Chronic lymphocytic leukemia (CLL) is a type of cancer in which the bone marrow makes too many lymphocytes (a type of white blood cell).[2][8] Early on there are typically no symptoms.[2] Later non-painful lymph node swelling, feeling tired, fever, night sweats, or weight loss for no clear reason may occur.[2][9] Enlargement of the spleen and low red blood cells (anemia) may also occur.[2][4] It typically worsens gradually over years.[2]

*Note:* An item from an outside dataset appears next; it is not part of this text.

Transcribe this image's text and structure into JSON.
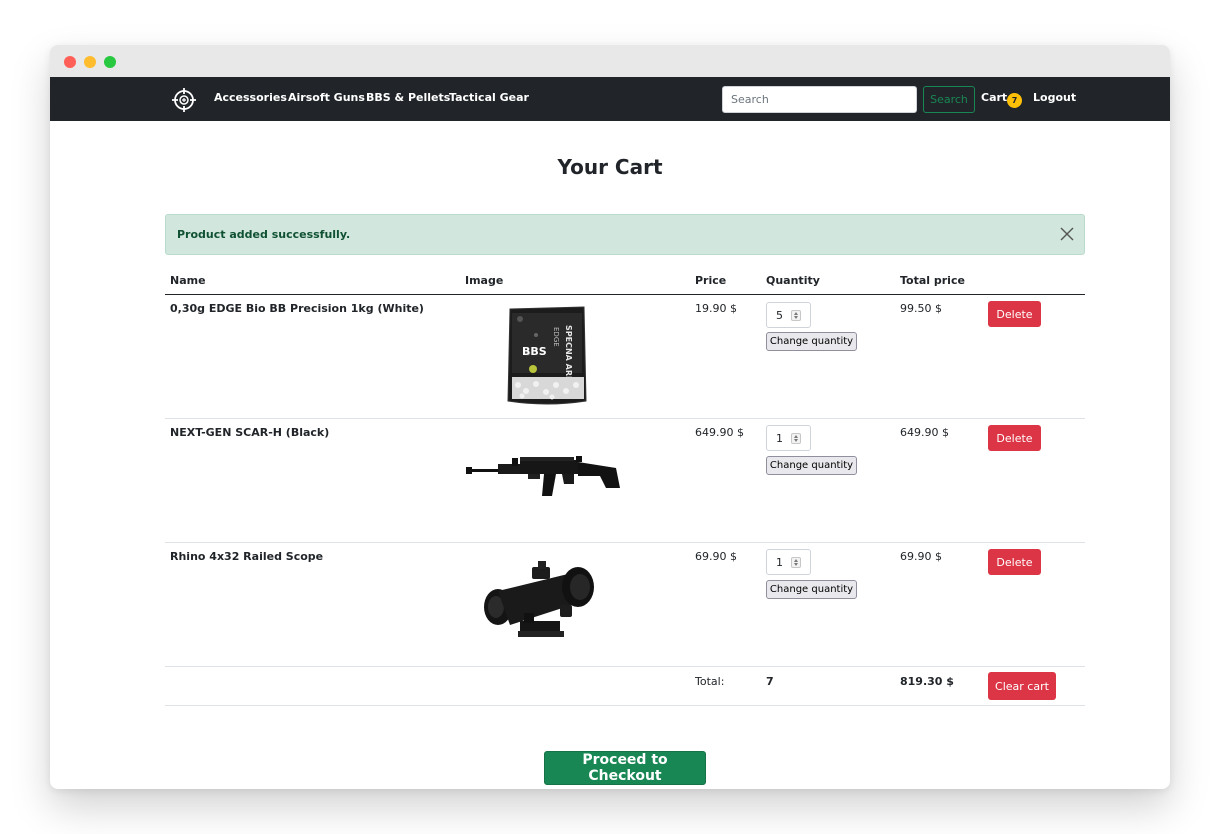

Risk factors include having a family history of the disease.[2] Exposure to Agent Orange and certain insecticides might also be a risk.[4] CLL results in the buildup of B cell lymphocytes in the bone marrow, lymph nodes, and blood.[4] These cells do not function well and crowd out healthy blood cells.[2] CLL is divided into two main types: those with a mutated IGHV gene and those without.[4] Diagnosis is typically based on blood tests finding high numbers of mature lymphocytes and smudge cells.[5]

Management of early disease is generally with watchful waiting.[5] Infections should more readily be treated with antibiotics.[4] In those with significant symptoms, chemotherapy or immunotherapy may be used.[4] As of 2019 ibrutinib is often the initial medication recommended.[10] The medications fludarabine, cyclophosphamide, and rituximab were previously the initial treatment in those who are otherwise healthy.[11]

CLL affected about 904,000 people globally in 2015 and resulted in 60,700 deaths.[6][7] The disease most commonly occurs in people over the age of 50.[3] Males are affected more often than females.[3] It is much less common in people from Asia.[4] Five-year survival following diagnosis is approximately 83% in the United States.[3] It represents less than 1% of deaths from cancer.[7]